A dónde va la plata que no se gasta
El destino principal del dinero que los hogares perciben como excedente es, cada vez con más peso, la compra de dólares. Solo en julio, el público adquirió cerca de 3.000 millones de dólares para atesoramiento, un salto de casi 50% respecto de los meses anteriores. Aproximadamente un tercio de esos fondos quedó depositado en cuentas bancarias en moneda extranjera, otro tercio salió del sistema financiero y el resto se destinó al pago de tarjetas en esa misma divisa. El mecanismo resulta elemental: cada peso que se convierte al dólar es un peso que deja de estar disponible para comprar un electrodoméstico, pagar una cena afuera o tomarse unos días de vacaciones. El ahorro preventivo en moneda dura opera, de ese modo, como un freno directo sobre el consumo interno.
El crédito tampoco empuja
El segundo factor que explica por qué la mejora salarial no se derrama hacia el gasto es la retracción del crédito. Las entidades financieras cargan niveles elevados de morosidad que dejaron los meses de mayor tensión económica y se muestran renuentes a prestar. En la práctica, el financiamiento al consumo continúa cayendo. Las tasas de interés podrían empezar a bajar en los próximos meses, pero la cautela del sistema bancario demorar la recuperación del otorgamiento de préstamos personales y prendarios, dos de las herramientas que suelen activar la demanda de bienes durables.

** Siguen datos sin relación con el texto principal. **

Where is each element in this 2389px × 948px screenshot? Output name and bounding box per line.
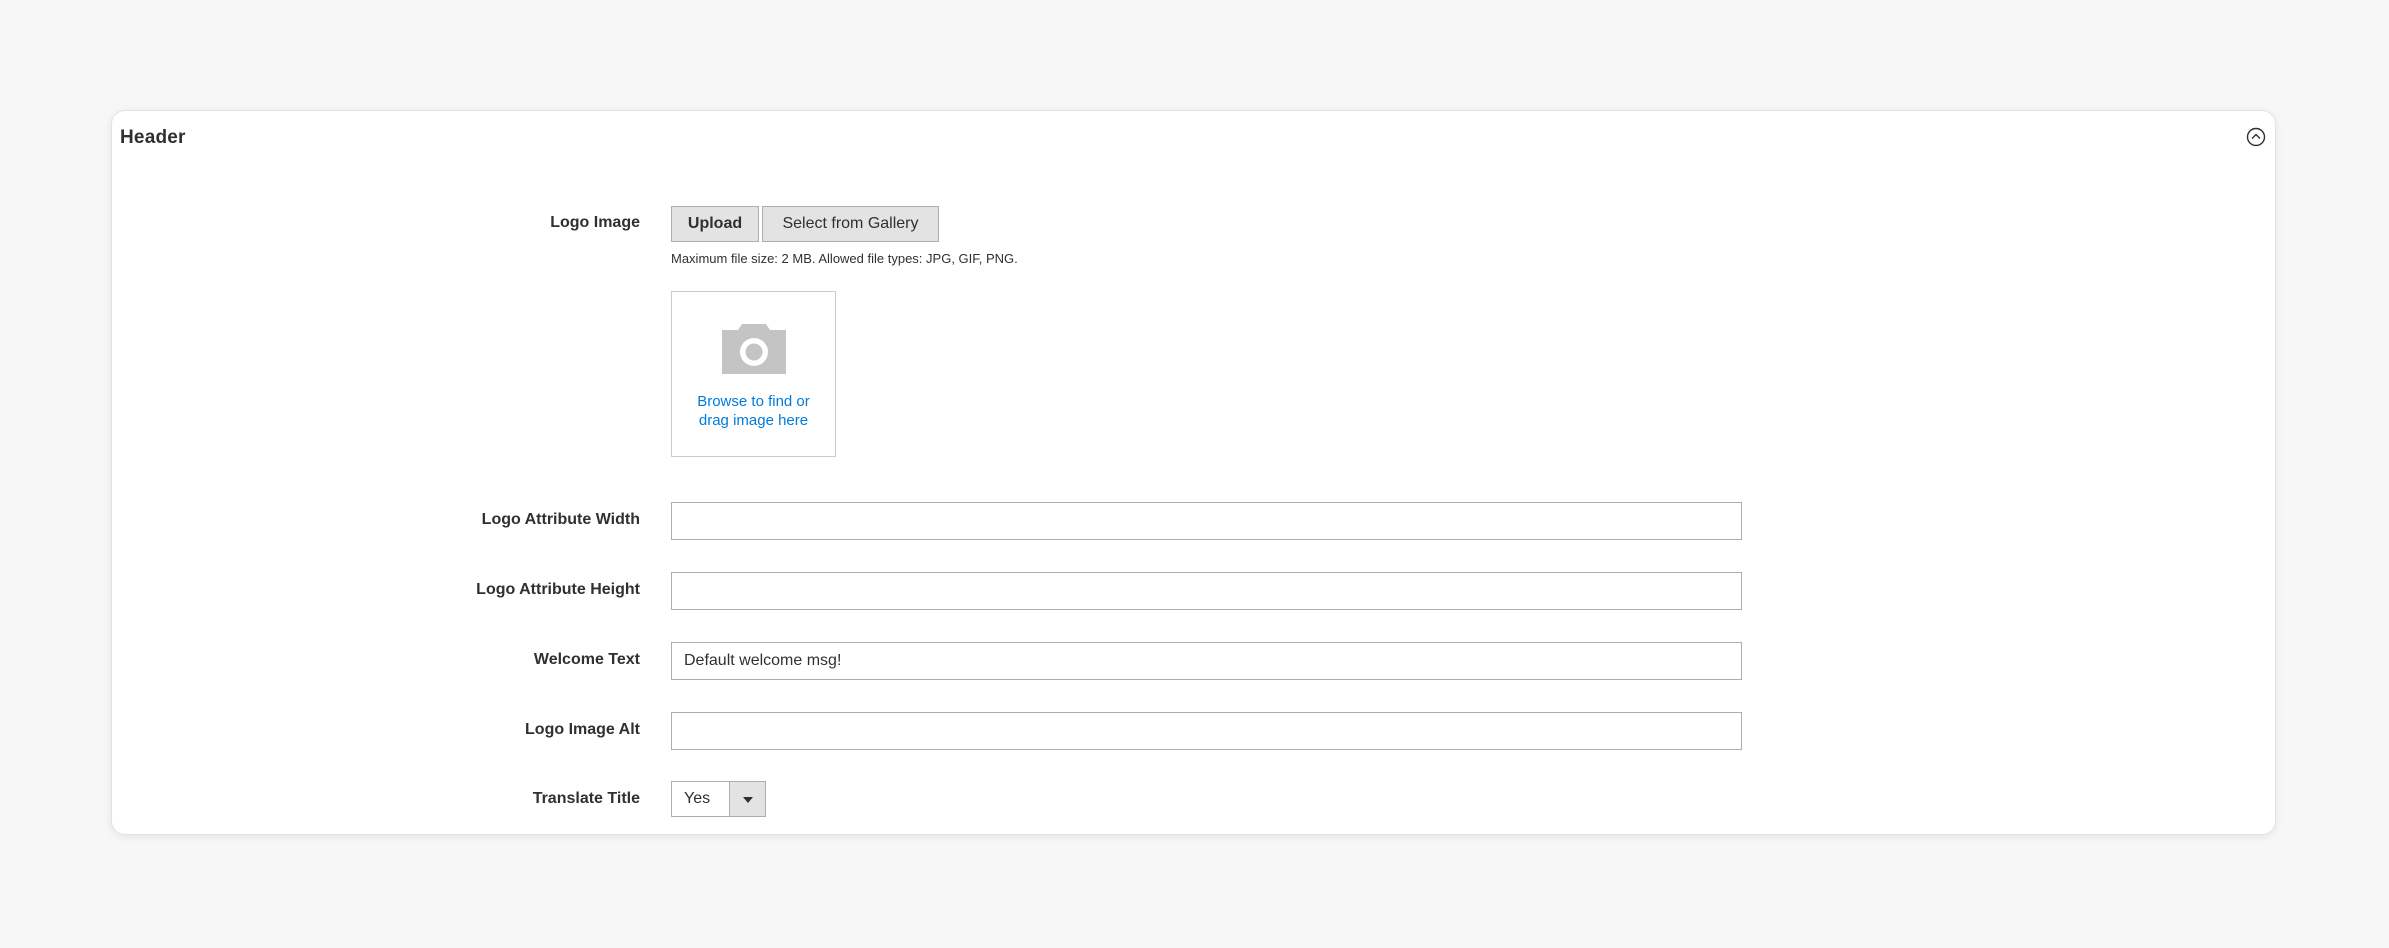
translate-title-label: Translate Title — [532, 790, 640, 807]
welcome-text-input[interactable] — [671, 642, 1742, 680]
logo-image-label: Logo Image — [550, 214, 640, 231]
section-title[interactable]: Header — [120, 127, 186, 149]
logo-height-label: Logo Attribute Height — [476, 581, 640, 598]
upload-button[interactable]: Upload — [671, 206, 759, 242]
camera-icon — [722, 324, 786, 374]
image-dropzone[interactable]: Browse to find or drag image here — [671, 291, 836, 457]
header-section-panel: Header Logo Image Upload Select from Gal… — [111, 110, 2276, 835]
logo-alt-label: Logo Image Alt — [525, 721, 640, 738]
dropzone-text-line2[interactable]: drag image here — [672, 411, 835, 430]
logo-alt-input[interactable] — [671, 712, 1742, 750]
file-size-note: Maximum file size: 2 MB. Allowed file ty… — [671, 251, 1018, 266]
dropzone-text[interactable]: Browse to find or drag image here — [672, 392, 835, 430]
logo-height-input[interactable] — [671, 572, 1742, 610]
dropzone-text-line1[interactable]: Browse to find or — [672, 392, 835, 411]
chevron-down-icon — [743, 797, 753, 803]
dropdown-toggle[interactable] — [729, 782, 765, 816]
logo-width-input[interactable] — [671, 502, 1742, 540]
logo-width-label: Logo Attribute Width — [481, 511, 640, 528]
translate-title-select[interactable]: Yes — [671, 781, 766, 817]
translate-title-value: Yes — [684, 790, 711, 807]
collapse-icon[interactable] — [2246, 127, 2266, 147]
welcome-text-label: Welcome Text — [533, 651, 640, 668]
select-from-gallery-button[interactable]: Select from Gallery — [762, 206, 939, 242]
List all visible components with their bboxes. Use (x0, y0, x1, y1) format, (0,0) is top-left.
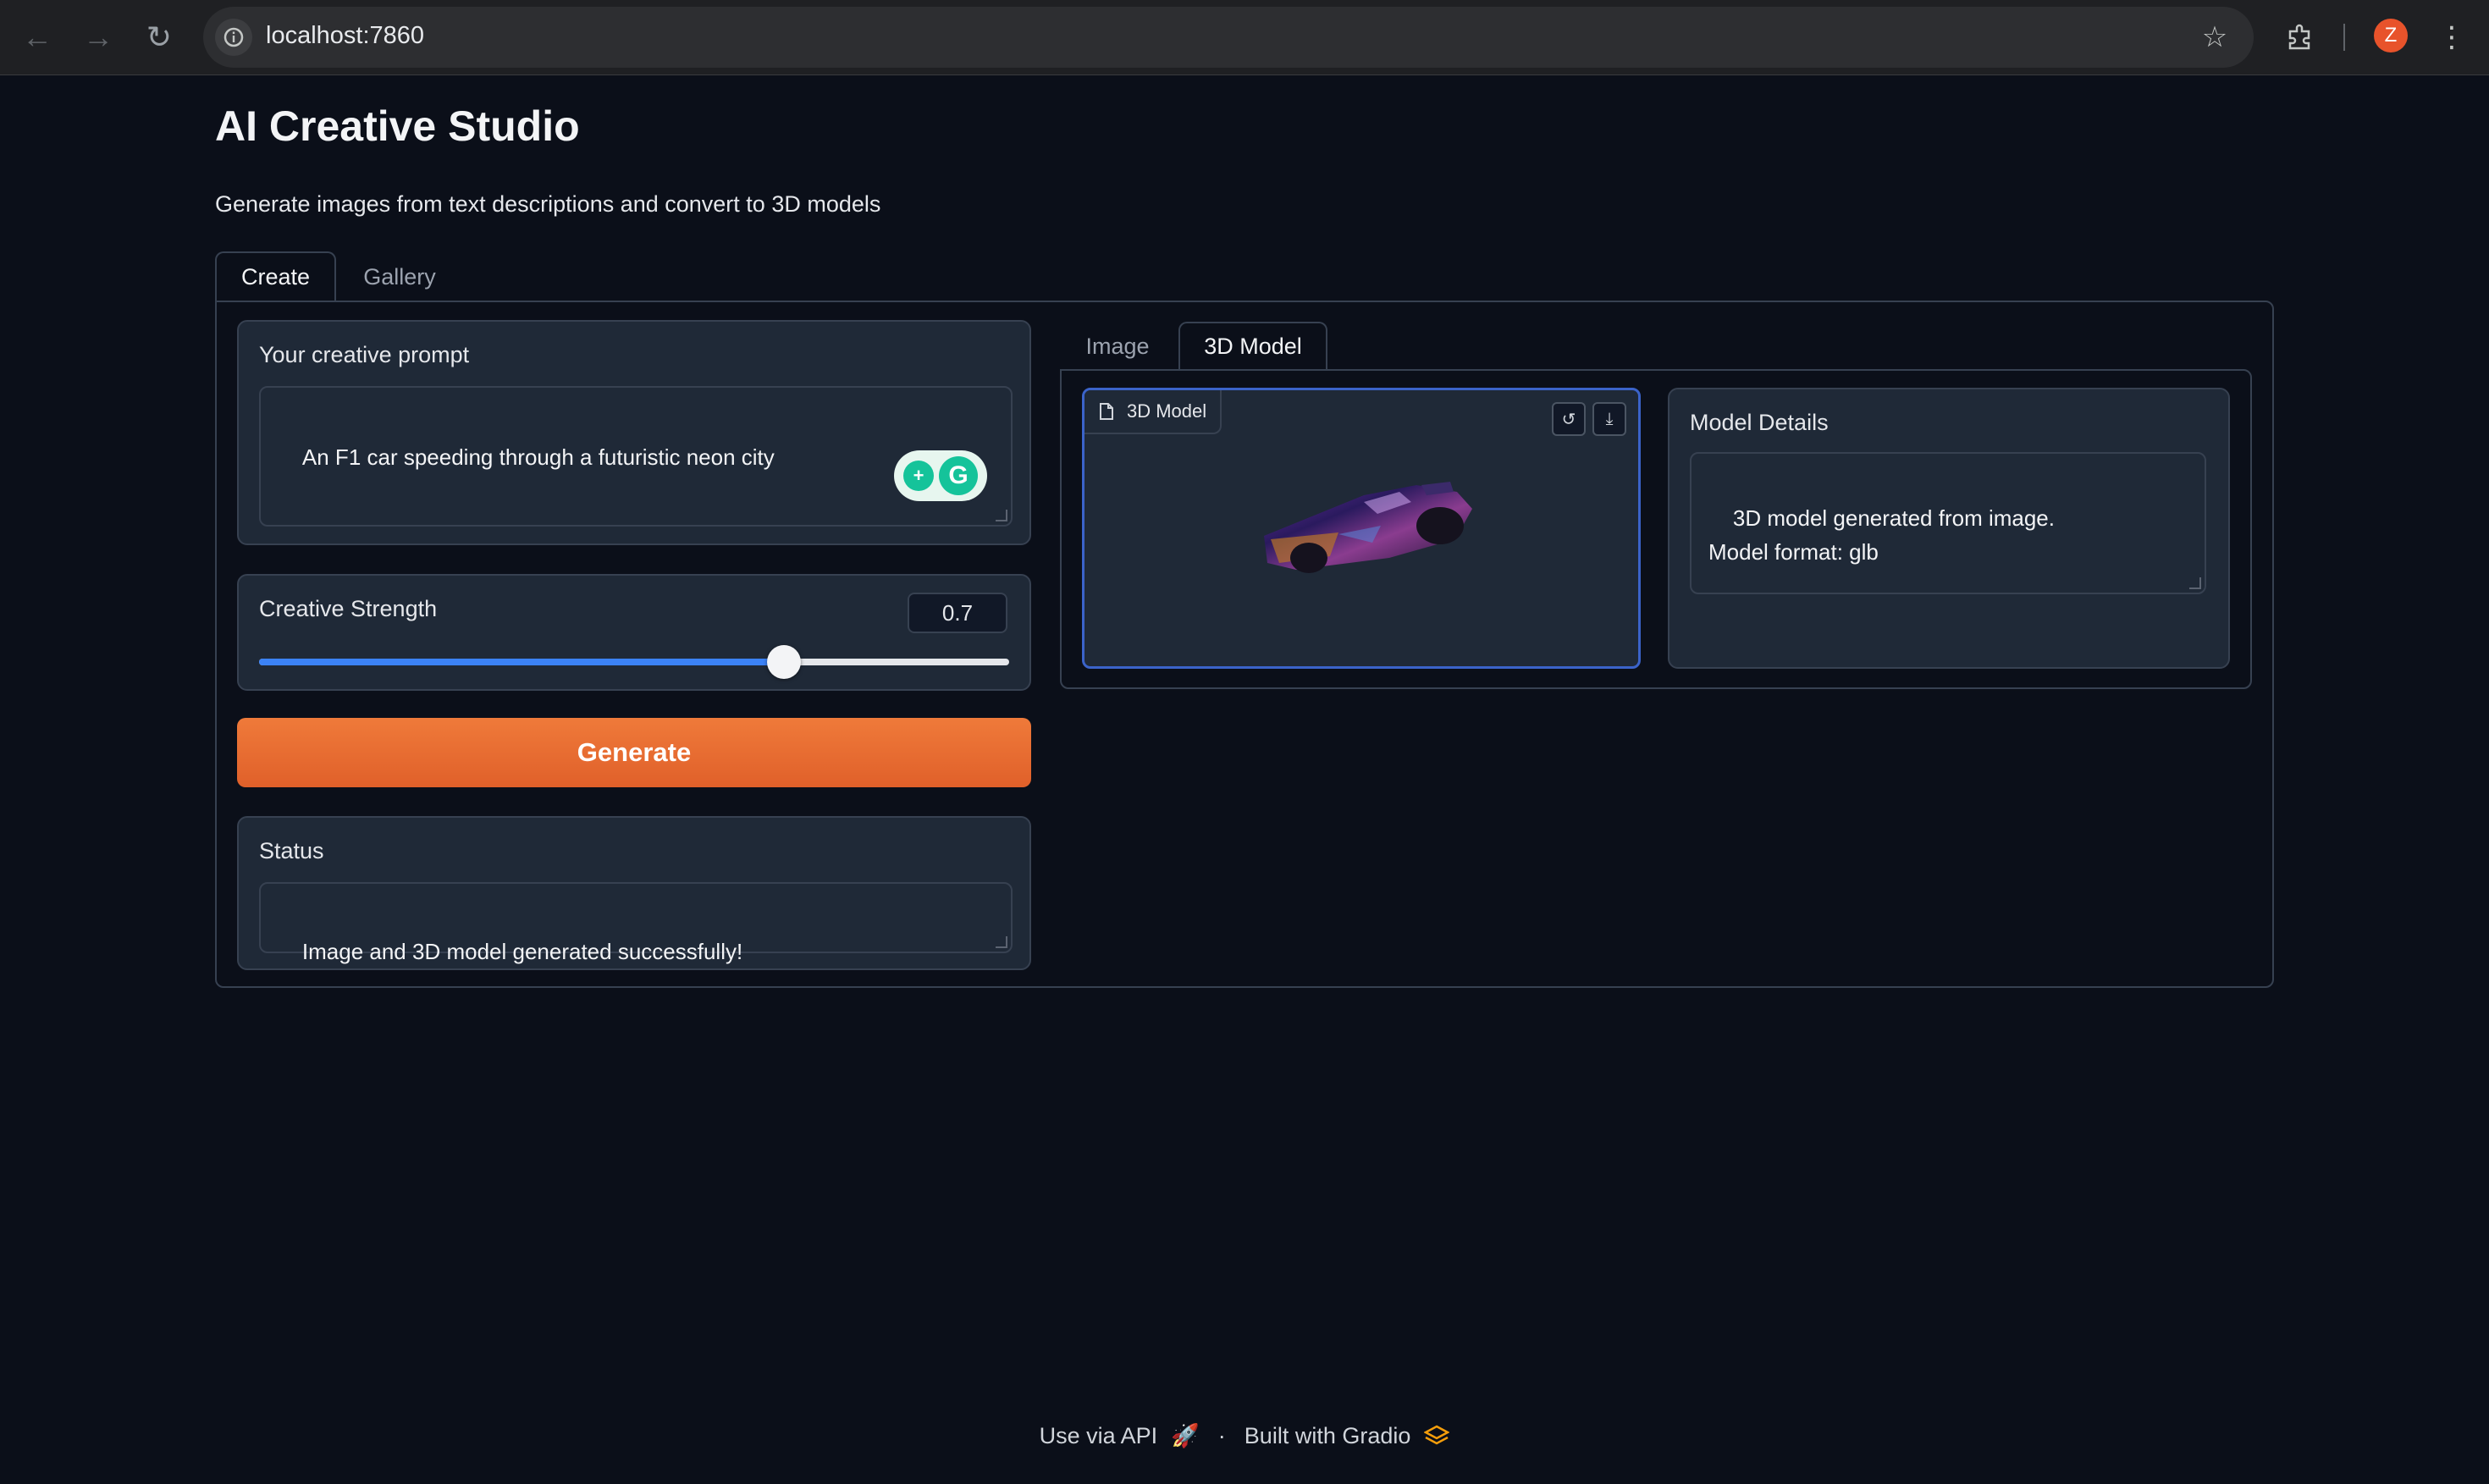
footer: Use via API 🚀 · Built with Gradio (0, 1422, 2489, 1449)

Dos Argentinas que se mueven a velocidades distintas
El panorama para lo que resta del año no es de derrumbe, pero tampoco de rebote rápido. Los sectores vinculados a las exportaciones —energía, agro y minería— crecen con fuerza, mientras que la industria y la construcción acumulan caídas. En julio, ambos sectores retrocedieron 5%, un reflejo de que el alivio en los salarios todavía no se traduce en mayor actividad para el conjunto de la economía. Para el bolsillo de los hogares, el escenario más probable en los próximos meses es de precios estables o con subas moderadas, salarios que podrían seguir ganando algo de terreno real y un consumo que tardará en reactivarse mientras la incertidumbre siga empujando al ahorro en dólares. La pregunta que deja abierta este mapa es cuándo decidirá el productor, el asalariado y el comerciante de a pie que esta vez sí es momento de soltar la plata guardada y volver a gastar.
- La inflación de agosto fue de 1,7% mensual, el registro más bajo en mucho tiempo.
- Los salarios acumulan cinco meses de mejora por encima de la inflación.
- En julio, la compra de dólares para atesoramiento rondó los 3.000 millones de dólares, con un salto cercano al 50% frente a meses previos.
- Un tercio de esos dólares quedó en bancos, otro tercio salió del sistema y el resto se destinó al pago de tarjetas en moneda extranjera.
- Los bancos mantienen niveles altos de morosidad y se muestran cautelosos para prestar.
- Industria y construcción cayeron 5% en julio, mientras los sectores exportadores crecen con fuerza.